Nazım Hikmet/A.C.Puşkin Kültür Merkezinin bulunduğu bina, eskiden Rus hastanesi olarak kullanılmış. Şu anda da müze ve Kültür Merkezi olarak işlevini sürdürüyor. Arka kısmında yeşillikler ve güller içerisinde bir bahçesi var. Bahçede yer alan bir masa ve bank Sakarya savaşında yaralanan
askerleri ameliyat etmek için de kullanılmış. Bu bina, ülkemizde bir suikast sonucu öldürülen Rus Federasyonu Büyükelçisi Andrey Karlov zamanında restore edilmiş. Atatürk’ün bir dönem oturup fotoğraf çektirdiği sandalye bile aynı yerde orijinal haliyle duruyor.
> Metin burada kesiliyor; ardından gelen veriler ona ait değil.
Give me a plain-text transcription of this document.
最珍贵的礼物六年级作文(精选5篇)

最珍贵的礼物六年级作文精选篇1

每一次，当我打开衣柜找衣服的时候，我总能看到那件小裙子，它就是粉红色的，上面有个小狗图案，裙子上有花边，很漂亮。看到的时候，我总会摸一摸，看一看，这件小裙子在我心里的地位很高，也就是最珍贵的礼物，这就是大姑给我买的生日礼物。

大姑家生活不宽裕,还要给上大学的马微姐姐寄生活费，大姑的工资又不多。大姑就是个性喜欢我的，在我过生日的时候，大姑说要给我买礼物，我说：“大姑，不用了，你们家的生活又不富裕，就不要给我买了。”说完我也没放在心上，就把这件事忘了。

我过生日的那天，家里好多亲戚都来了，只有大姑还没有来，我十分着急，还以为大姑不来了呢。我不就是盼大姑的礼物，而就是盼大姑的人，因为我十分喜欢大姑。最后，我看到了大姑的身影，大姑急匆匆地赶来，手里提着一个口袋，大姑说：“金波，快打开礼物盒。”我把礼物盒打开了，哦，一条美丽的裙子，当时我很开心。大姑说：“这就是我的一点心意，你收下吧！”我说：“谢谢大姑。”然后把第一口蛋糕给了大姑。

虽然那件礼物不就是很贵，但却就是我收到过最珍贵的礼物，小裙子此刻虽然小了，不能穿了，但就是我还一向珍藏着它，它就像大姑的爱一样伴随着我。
Bir diğer Rus izi ise kale içerisindeki Türk-Rus dostluk evi. Kale kapısının hemen sağındaki sokakta yer alan ve girişte 30 lira ödenerek gezilen bu dört katlı evin duvarlarında, ünlü Rus ressamların tabloları yer alıyor. Bir müze görevini de gören antikalarla bezeli bu binanın içerisinde insan adeta kayboluyor. Binanın terası ise Ankara manzarasında dinlenmek ve Rus votkası veya çay yudumlamak, geçmişiyeniden yaşamak için süper bir mekan.
“Bu şehirde ben acaba nereye giderim?” diyen kaç Ankaralı acaba böyle binalar ve müzeler olduğundan haberdar.